Dayan citou o que Ben-Gurion tinha dito muitos anos antes, em debates internos sobre o relatório da Comissão Peel, mas salientou que essas palavras, proferidas em 1937, eram “pertinentes também hoje”. Esta é a síntese da doutrina de Ben-Gurion, tal como citada por Dayan:
“Entre nós [os sionistas] não pode haver debate sobre a integridade da Terra de Israel [isto é, da Palestina], e sobre os nossos vínculos e direito a toda a Terra. Quando um sionista fala sobre a integridade da Terra, isto só pode significar colonização [hityashvut] por parte dos judeus da Terra na sua totalidade. Isto é: do ponto de vista do Sionismo a verdadeira questão não se limita [à questão de] a quem pertence politicamente este ou aquele segmento da Terra, nem mesmo à crença abstrata na sua integridade. Pelo contrário, o objetivo e a verdadeira questão de fundo do sionismo é a implementação concreta da colonização pelos judeus de todas as áreas da Terra de Israel”.
Golda Meir nunca negou sua avidez por colocar em prática a ideologia sionista, e até os líderes militares, como Moshe Dayan, foram forçados a admitir que Israel estava lançando as sementes da violência em Gaza. Ele confessou: “O que podemos dizer contra o terrível ódio deles por nós? Durante oito anos, eles permaneceram nos campos de refugiados de Gaza e observaram como, diante dos seus olhos, transformamos as suas terras e aldeias, onde eles e os seus antepassados viveram, na nossa casa.”
Durante as décadas seguintes, Israel sujeitaria Gaza a uma série violenta de invasões e ocupações militares, ataques e ofensas, incursões e administrações militares, campanhas de bombardeamento e ataques aéreos, repetidos massacres e deslocações em massa, e a um bloqueio de anos que ainda está em vigor. Dayan e Levi Eshkol consideraram mesmo a transferência de refugiados de Gaza para a Cisjordânia, para o Sinai ou para o Iraque – ou ainda para um país árabe no Norte de África (a Operação Líbia). Eles até conceberam um plano secreto, o “plano Moshe Dayan” para transferir refugiados de Gaza para a América Latina.

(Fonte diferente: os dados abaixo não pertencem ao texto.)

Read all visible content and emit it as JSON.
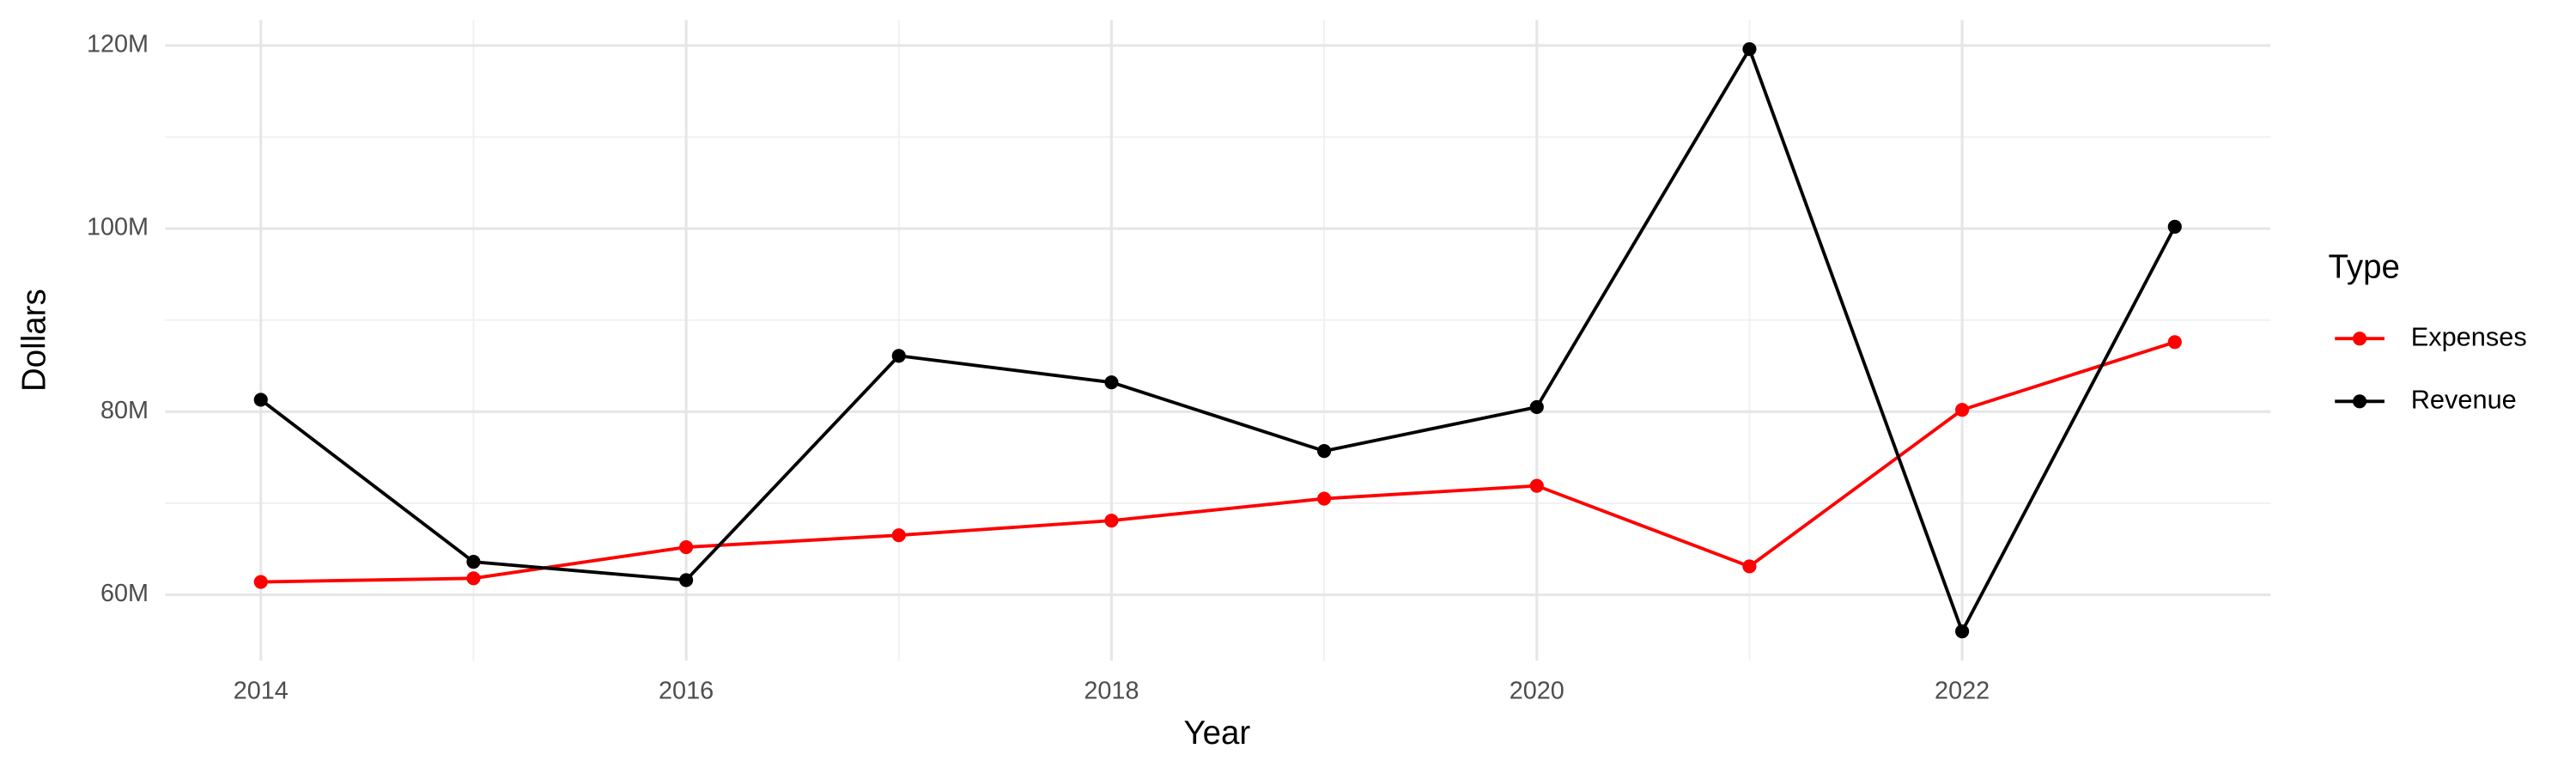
{
  "chart_data": {
    "type": "line",
    "x_label": "Year",
    "y_label": "Dollars",
    "legend_title": "Type",
    "legend_position": "right",
    "x": [
      2014,
      2015,
      2016,
      2017,
      2018,
      2019,
      2020,
      2021,
      2022,
      2023
    ],
    "series": [
      {
        "name": "Expenses",
        "color": "#ff0000",
        "values": [
          61400000,
          61800000,
          65200000,
          66500000,
          68100000,
          70500000,
          71900000,
          63100000,
          80200000,
          87600000
        ]
      },
      {
        "name": "Revenue",
        "color": "#000000",
        "values": [
          81300000,
          63600000,
          61600000,
          86100000,
          83200000,
          75700000,
          80500000,
          119600000,
          56000000,
          100200000
        ]
      }
    ],
    "xlim": [
      2013.55,
      2023.45
    ],
    "xticks": [
      2014,
      2016,
      2018,
      2020,
      2022
    ],
    "ylim": [
      52800000,
      122800000
    ],
    "yticks": [
      {
        "value": 60000000,
        "label": "60M"
      },
      {
        "value": 80000000,
        "label": "80M"
      },
      {
        "value": 100000000,
        "label": "100M"
      },
      {
        "value": 120000000,
        "label": "120M"
      }
    ],
    "grid": true,
    "minor_grid": true
  }
}
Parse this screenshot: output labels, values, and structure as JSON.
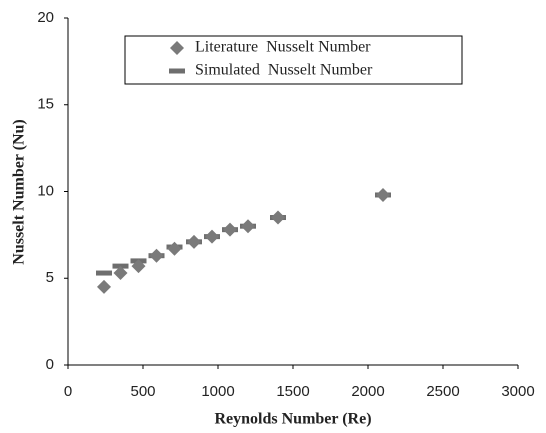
{
  "chart_data": {
    "type": "scatter",
    "x_label": "Reynolds Number (Re)",
    "y_label": "Nusselt Number (Nu)",
    "x": [
      240,
      350,
      470,
      590,
      710,
      840,
      960,
      1080,
      1200,
      1400,
      2100
    ],
    "series": [
      {
        "name": "Literature  Nusselt Number",
        "color": "#7a7a7a",
        "marker": "diamond",
        "values": [
          4.5,
          5.3,
          5.7,
          6.3,
          6.7,
          7.1,
          7.4,
          7.8,
          8.0,
          8.5,
          9.8
        ]
      },
      {
        "name": "Simulated  Nusselt Number",
        "color": "#6e6e6e",
        "marker": "dash",
        "values": [
          5.3,
          5.7,
          6.0,
          6.3,
          6.8,
          7.1,
          7.4,
          7.8,
          8.0,
          8.5,
          9.8
        ]
      }
    ],
    "xlim": [
      0,
      3000
    ],
    "xticks": [
      0,
      500,
      1000,
      1500,
      2000,
      2500,
      3000
    ],
    "ylim": [
      0,
      20
    ],
    "yticks": [
      0,
      5,
      10,
      15,
      20
    ],
    "grid": false,
    "legend": "top"
  }
}
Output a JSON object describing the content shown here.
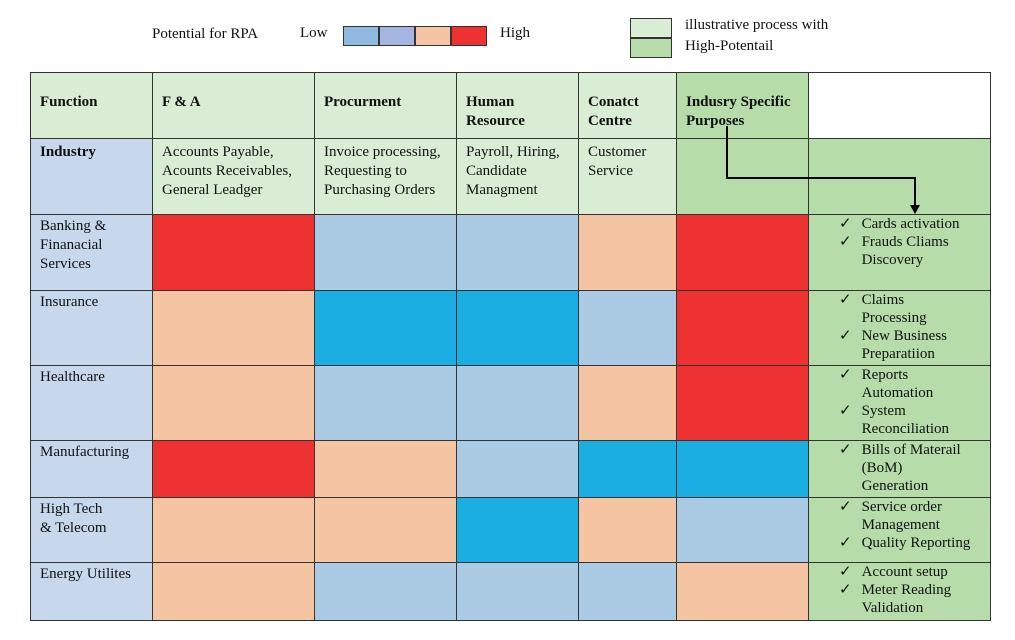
{
  "legend": {
    "title": "Potential for RPA",
    "low": "Low",
    "high": "High",
    "scale_colors": [
      "#8fbbe0",
      "#a4b6e0",
      "#f5c4a2",
      "#ee3131"
    ],
    "note": [
      "illustrative process with",
      "High-Potentail"
    ],
    "note_colors": [
      "#d9ecd4",
      "#b6dcaa"
    ]
  },
  "check_mark": "✓",
  "table": {
    "header": [
      [
        "Function"
      ],
      [
        "F  & A"
      ],
      [
        "Procurment"
      ],
      [
        "Human",
        "Resource"
      ],
      [
        "Conatct",
        "Centre"
      ],
      [
        "Indusry Specific",
        "Purposes"
      ]
    ],
    "header_colors": [
      "#d9ecd4",
      "#d9ecd4",
      "#d9ecd4",
      "#d9ecd4",
      "#d9ecd4",
      "#b6dcaa",
      "#ffffff"
    ],
    "industry_label": "Industry",
    "industry_cells": [
      [
        "Accounts Payable,",
        "Acounts Receivables,",
        "General Leadger"
      ],
      [
        "Invoice processing,",
        "Requesting to",
        "Purchasing Orders"
      ],
      [
        "Payroll, Hiring,",
        "Candidate",
        "Managment"
      ],
      [
        "Customer",
        "Service"
      ]
    ],
    "industry_colors": [
      "#c7d8ed",
      "#d9ecd4",
      "#d9ecd4",
      "#d9ecd4",
      "#d9ecd4",
      "#b6dcaa",
      "#b6dcaa"
    ],
    "label_color": "#c7d8ed",
    "process_color": "#b6dcaa",
    "rows": [
      {
        "label": [
          "Banking &",
          "Finanacial",
          "Services"
        ],
        "colors": [
          "#ee3131",
          "#abcae4",
          "#abcae4",
          "#f5c4a2",
          "#ee3131"
        ],
        "processes": [
          [
            "Cards activation"
          ],
          [
            "Frauds Cliams",
            "Discovery"
          ]
        ]
      },
      {
        "label": [
          "Insurance"
        ],
        "colors": [
          "#f5c4a2",
          "#1aaee3",
          "#1aaee3",
          "#abcae4",
          "#ee3131"
        ],
        "processes": [
          [
            "Claims",
            "Processing"
          ],
          [
            "New Business",
            "Preparatiion"
          ]
        ]
      },
      {
        "label": [
          "Healthcare"
        ],
        "colors": [
          "#f5c4a2",
          "#abcae4",
          "#abcae4",
          "#f5c4a2",
          "#ee3131"
        ],
        "processes": [
          [
            "Reports",
            "Automation"
          ],
          [
            "System",
            "Reconciliation"
          ]
        ]
      },
      {
        "label": [
          "Manufacturing"
        ],
        "colors": [
          "#ee3131",
          "#f5c4a2",
          "#abcae4",
          "#1aaee3",
          "#1aaee3"
        ],
        "processes": [
          [
            "Bills of Materail",
            "(BoM)",
            "Generation"
          ]
        ]
      },
      {
        "label": [
          "High Tech",
          "& Telecom"
        ],
        "colors": [
          "#f5c4a2",
          "#f5c4a2",
          "#1aaee3",
          "#f5c4a2",
          "#abcae4"
        ],
        "processes": [
          [
            "Service order",
            "Management"
          ],
          [
            "Quality Reporting"
          ]
        ]
      },
      {
        "label": [
          "Energy Utilites"
        ],
        "colors": [
          "#f5c4a2",
          "#abcae4",
          "#abcae4",
          "#abcae4",
          "#f5c4a2"
        ],
        "processes": [
          [
            "Account setup"
          ],
          [
            "Meter Reading",
            "Validation"
          ]
        ]
      }
    ]
  }
}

Entretanto, os refugiados de Gaza tiveram de sofrer o terrível destino de viver sob o jugo das mesmas forças que os tinham desenraizado décadas antes. Bombardeados, sitiados e presos numa jaula construída por Israel, jaula esta que Golda Meir também arquitetou.
Em 2023, o filme Golda estreou e como é de se esperar uma peça de propaganda que buscou humanizar os personagens aqui citados, seja mostrando a frágil saúde da primeira ministra que se deteriorava, seja pela ansiedade, ou até mesmo os soldados “aterrorizados” pela guerra que eles semearam. Golda é frequentemente lembrada como uma líder controversa, dura, no entanto, é ainda uma genocida bem aceita.